Key observables include the structural overlap q(α,β), which measures the fraction of common contacts between two conformations, and the number of contacts n_c. The distribution p(q) and the Binder cumulant B(T) are used to characterize replica symmetry breaking (RSB) patterns.

Two distinct thermodynamic regimes emerge:

1. Negative mean interaction (μ < 0).

   • p(q) displays two well‑separated peaks at q ≈ 1 (identical structures) and q ≈ 0 (completely different structures). As temperature decreases, the high‑q peak shrinks while the low‑q peak grows, a hallmark of one‑step RSB.
   • The Binder parameter shows a modest bump reminiscent of the 3‑spin glass transition.
   • The ground‑state energy per monomer ε_c = E_c/N is essentially independent of chain length in the studied range, but its standard deviation remains a few percent of the mean, indicating significant sequence‑to‑sequence variability.
   • ε_c correlates strongly with the contact density z = 2 n_c/N, revealing that fluctuations in compactness drive energy variability.
   • The entropy S(E) deviates from the parabolic form predicted by the REM because the number of contacts is not fixed; instead S(E) is asymmetric and reflects a mixture of compact and coil‑like states.
   • This behavior aligns with the traditional picture of a protein’s denatured state: a broad ensemble of partially compact conformations that can be described by an extended REM that accounts for variable compactness.
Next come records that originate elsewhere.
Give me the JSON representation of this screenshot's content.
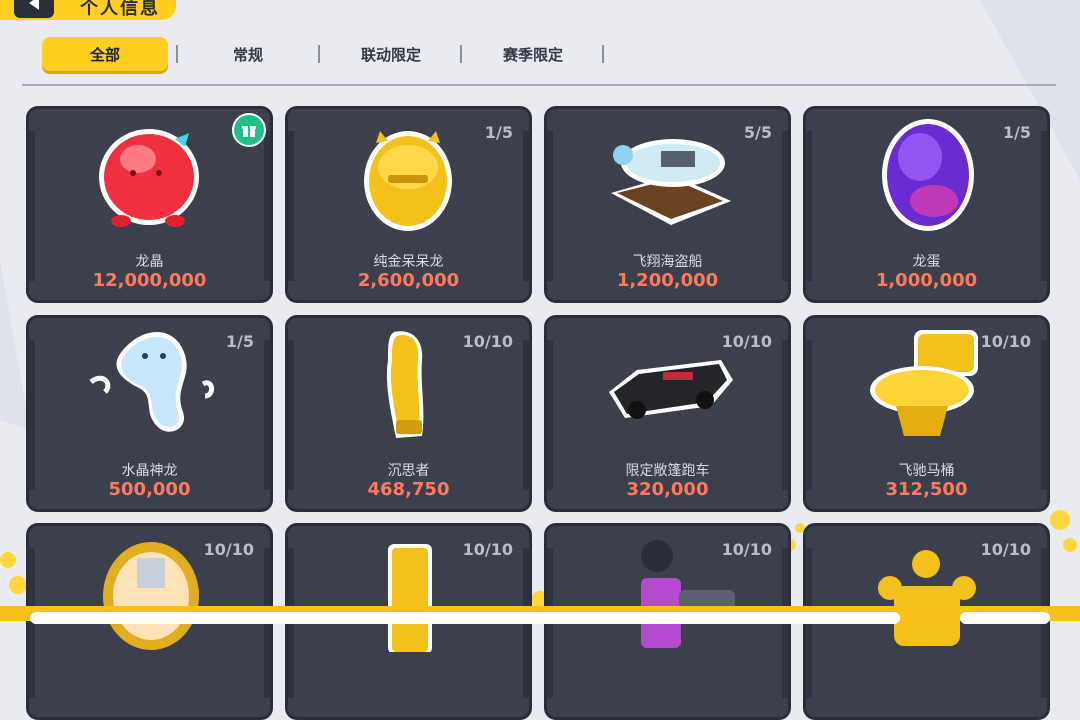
{
  "header": {
    "title": "个人信息"
  },
  "tabs": [
    {
      "label": "全部",
      "active": true
    },
    {
      "label": "常规",
      "active": false
    },
    {
      "label": "联动限定",
      "active": false
    },
    {
      "label": "赛季限定",
      "active": false
    }
  ],
  "items": [
    {
      "name": "龙晶",
      "value": "12,000,000",
      "count": "",
      "icon": "red-jelly-dragon-icon",
      "badge": "gift-icon"
    },
    {
      "name": "纯金呆呆龙",
      "value": "2,600,000",
      "count": "1/5",
      "icon": "gold-dragon-statue-icon"
    },
    {
      "name": "飞翔海盗船",
      "value": "1,200,000",
      "count": "5/5",
      "icon": "ship-in-bottle-icon"
    },
    {
      "name": "龙蛋",
      "value": "1,000,000",
      "count": "1/5",
      "icon": "dragon-egg-icon"
    },
    {
      "name": "水晶神龙",
      "value": "500,000",
      "count": "1/5",
      "icon": "crystal-dragon-icon"
    },
    {
      "name": "沉思者",
      "value": "468,750",
      "count": "10/10",
      "icon": "thinker-statue-icon"
    },
    {
      "name": "限定敞篷跑车",
      "value": "320,000",
      "count": "10/10",
      "icon": "convertible-car-icon"
    },
    {
      "name": "飞驰马桶",
      "value": "312,500",
      "count": "10/10",
      "icon": "gold-toilet-icon"
    },
    {
      "name": "",
      "value": "",
      "count": "10/10",
      "icon": "portrait-frame-icon"
    },
    {
      "name": "",
      "value": "",
      "count": "10/10",
      "icon": "gold-bar-icon"
    },
    {
      "name": "",
      "value": "",
      "count": "10/10",
      "icon": "robot-cannon-icon"
    },
    {
      "name": "",
      "value": "",
      "count": "10/10",
      "icon": "gold-crown-icon"
    }
  ],
  "colors": {
    "accent": "#ffcf1f",
    "card": "#3b404c",
    "value": "#ff7a5c"
  }
}
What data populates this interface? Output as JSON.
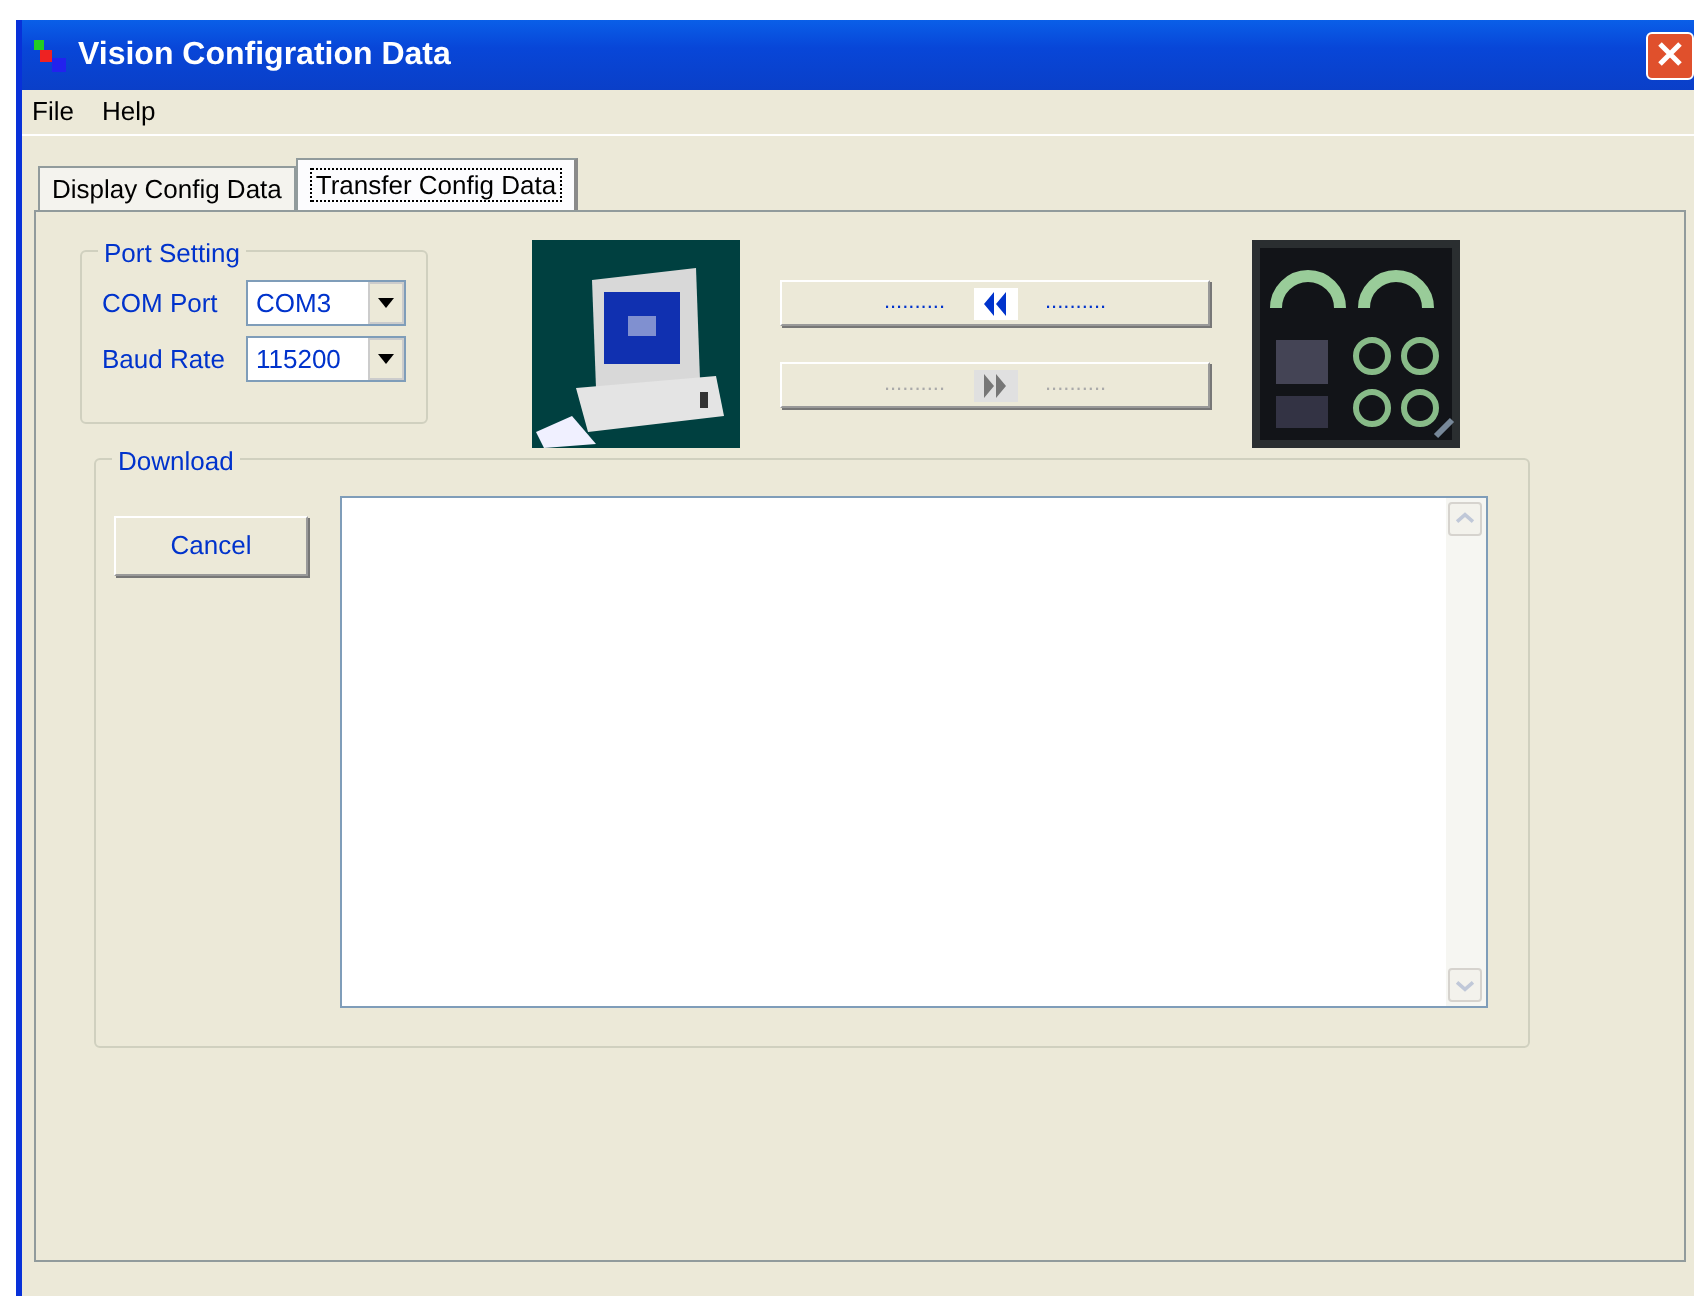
{
  "window": {
    "title": "Vision Configration Data"
  },
  "menu": [
    "File",
    "Help"
  ],
  "tabs": [
    {
      "label": "Display Config Data",
      "selected": false
    },
    {
      "label": "Transfer Config Data",
      "selected": true
    }
  ],
  "port_setting": {
    "title": "Port Setting",
    "fields": [
      {
        "label": "COM Port",
        "value": "COM3"
      },
      {
        "label": "Baud Rate",
        "value": "115200"
      }
    ]
  },
  "transfer_buttons": [
    {
      "kind": "rewind",
      "left_text": "..........",
      "right_text": "..........",
      "disabled": false
    },
    {
      "kind": "forward",
      "left_text": "..........",
      "right_text": "..........",
      "disabled": true
    }
  ],
  "download": {
    "title": "Download",
    "button": "Cancel"
  }
}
2. Positive mean interaction (μ > 0).

   • p(q) exhibits a broad high‑q peak that never reaches q = 1 and a pronounced peak at q = 0, indicating a spectrum of partially overlapping structures. The high‑q peak shifts to lower q values as N increases, suggesting that no single dominant native‑like basin exists.
   • The Binder cumulant decreases monotonically with temperature, closely resembling the Sherrington‑Kirkpatrick model’s full RSB behavior.
   • Energy fluctuations are less correlated with contact density, and low‑energy states are not necessarily maximally compact.
   • This regime mirrors the physics of intrinsically disordered proteins (IDPs), which lack a unique folded structure and instead sample a rugged landscape with many nearly degenerate minima.
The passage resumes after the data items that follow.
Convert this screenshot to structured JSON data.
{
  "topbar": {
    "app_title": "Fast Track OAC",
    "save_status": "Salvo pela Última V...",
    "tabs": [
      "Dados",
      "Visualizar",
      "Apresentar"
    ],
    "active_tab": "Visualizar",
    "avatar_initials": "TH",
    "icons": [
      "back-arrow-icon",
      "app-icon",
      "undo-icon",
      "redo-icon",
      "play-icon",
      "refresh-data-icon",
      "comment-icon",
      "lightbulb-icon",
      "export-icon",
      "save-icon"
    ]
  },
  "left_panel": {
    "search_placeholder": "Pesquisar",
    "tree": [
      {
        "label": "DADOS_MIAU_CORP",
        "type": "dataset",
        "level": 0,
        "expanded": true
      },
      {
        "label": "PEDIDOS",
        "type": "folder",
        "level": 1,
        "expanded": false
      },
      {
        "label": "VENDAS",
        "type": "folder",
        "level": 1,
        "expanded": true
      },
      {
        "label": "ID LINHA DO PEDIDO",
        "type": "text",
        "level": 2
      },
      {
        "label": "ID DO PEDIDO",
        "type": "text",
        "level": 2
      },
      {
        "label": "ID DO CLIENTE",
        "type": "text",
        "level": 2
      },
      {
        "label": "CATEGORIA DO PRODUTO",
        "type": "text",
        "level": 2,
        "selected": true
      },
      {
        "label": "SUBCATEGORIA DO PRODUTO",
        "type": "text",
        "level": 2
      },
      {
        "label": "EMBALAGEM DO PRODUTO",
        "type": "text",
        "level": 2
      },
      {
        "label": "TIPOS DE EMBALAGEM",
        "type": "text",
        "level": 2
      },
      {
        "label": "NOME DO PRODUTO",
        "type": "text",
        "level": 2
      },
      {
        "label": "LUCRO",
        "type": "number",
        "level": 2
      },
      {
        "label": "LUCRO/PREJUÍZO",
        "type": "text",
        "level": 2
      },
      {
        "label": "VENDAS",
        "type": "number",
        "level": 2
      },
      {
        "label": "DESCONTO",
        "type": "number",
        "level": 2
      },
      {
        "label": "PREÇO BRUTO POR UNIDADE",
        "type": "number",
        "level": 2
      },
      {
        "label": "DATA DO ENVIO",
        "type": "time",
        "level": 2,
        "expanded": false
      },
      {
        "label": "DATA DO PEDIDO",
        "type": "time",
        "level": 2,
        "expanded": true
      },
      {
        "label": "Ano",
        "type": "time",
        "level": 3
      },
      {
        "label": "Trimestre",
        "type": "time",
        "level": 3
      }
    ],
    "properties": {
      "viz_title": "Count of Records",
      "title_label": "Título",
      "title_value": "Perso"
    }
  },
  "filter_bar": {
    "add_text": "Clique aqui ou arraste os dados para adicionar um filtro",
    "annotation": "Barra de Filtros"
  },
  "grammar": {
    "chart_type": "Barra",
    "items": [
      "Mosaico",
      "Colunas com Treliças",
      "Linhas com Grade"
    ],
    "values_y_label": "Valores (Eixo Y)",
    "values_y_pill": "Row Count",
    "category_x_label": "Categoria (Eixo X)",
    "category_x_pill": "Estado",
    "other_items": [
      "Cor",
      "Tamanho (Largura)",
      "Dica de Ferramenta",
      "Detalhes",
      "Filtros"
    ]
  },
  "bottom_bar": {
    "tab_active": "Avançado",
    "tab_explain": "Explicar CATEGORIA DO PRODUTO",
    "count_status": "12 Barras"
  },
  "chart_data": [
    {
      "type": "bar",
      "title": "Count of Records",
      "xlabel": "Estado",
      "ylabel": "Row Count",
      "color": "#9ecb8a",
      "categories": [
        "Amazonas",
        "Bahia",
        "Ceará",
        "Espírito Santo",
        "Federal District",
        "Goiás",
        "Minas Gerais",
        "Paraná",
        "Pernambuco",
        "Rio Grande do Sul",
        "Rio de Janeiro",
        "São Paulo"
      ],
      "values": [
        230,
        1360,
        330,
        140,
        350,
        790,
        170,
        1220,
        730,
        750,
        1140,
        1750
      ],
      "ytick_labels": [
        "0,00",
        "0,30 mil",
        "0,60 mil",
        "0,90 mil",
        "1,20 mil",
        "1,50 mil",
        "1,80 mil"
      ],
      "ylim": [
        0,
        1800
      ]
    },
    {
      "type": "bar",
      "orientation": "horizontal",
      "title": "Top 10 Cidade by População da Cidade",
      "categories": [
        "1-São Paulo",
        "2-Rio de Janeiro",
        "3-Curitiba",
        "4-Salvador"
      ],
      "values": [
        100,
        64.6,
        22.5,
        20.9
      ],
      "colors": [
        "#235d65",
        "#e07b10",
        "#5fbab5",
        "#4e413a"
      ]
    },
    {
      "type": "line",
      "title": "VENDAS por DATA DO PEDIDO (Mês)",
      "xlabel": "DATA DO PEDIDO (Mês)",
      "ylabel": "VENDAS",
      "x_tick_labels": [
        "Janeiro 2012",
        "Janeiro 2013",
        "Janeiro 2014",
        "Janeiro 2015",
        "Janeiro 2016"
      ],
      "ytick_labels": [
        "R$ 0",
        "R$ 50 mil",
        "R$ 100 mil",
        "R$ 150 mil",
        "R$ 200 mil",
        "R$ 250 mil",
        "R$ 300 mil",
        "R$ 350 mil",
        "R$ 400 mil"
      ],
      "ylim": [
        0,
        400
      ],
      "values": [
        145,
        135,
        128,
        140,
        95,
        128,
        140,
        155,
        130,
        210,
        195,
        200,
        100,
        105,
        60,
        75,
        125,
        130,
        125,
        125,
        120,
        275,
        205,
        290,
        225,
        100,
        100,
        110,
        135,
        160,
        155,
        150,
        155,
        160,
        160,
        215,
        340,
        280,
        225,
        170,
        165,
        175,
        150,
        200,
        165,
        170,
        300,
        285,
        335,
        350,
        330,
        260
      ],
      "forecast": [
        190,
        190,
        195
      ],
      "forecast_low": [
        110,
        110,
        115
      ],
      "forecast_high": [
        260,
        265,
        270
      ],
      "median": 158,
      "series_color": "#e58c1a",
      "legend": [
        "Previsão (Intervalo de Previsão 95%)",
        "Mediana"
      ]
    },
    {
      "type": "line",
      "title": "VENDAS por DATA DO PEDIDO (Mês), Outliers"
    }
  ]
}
The authors also discuss evolutionary implications. Because ε_c varies appreciably with the random interaction matrix, natural selection must design sequences whose native energy E_N is sufficiently lower than the typical ε_c to ensure robustness against mutations and environmental changes. Simply increasing chain length to gain stability would also increase ε_c variability, making it an inefficient evolutionary strategy.
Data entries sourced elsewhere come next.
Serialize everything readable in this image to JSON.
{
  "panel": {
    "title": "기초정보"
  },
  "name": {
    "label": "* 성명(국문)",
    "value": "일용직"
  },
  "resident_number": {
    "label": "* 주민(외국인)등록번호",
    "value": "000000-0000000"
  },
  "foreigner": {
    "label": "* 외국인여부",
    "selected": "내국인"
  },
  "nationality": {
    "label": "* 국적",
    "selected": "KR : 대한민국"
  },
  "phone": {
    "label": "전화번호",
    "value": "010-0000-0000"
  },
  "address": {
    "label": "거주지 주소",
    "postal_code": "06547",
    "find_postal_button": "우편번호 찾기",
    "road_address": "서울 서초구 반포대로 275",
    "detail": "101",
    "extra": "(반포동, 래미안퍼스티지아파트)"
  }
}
In summary, the study demonstrates that random heteropolymers with negative average interactions conform reasonably to an extended REM, providing a realistic model for the denatured ensemble of globular proteins. Conversely, polymers with positive average interactions behave like Ising spin glasses with full replica symmetry breaking, offering a plausible statistical‑mechanical framework for intrinsically disordered proteins. The adaptive simulated tempering method introduced here enables thorough exploration of these frustrated systems and could be applied to more detailed protein models in future work.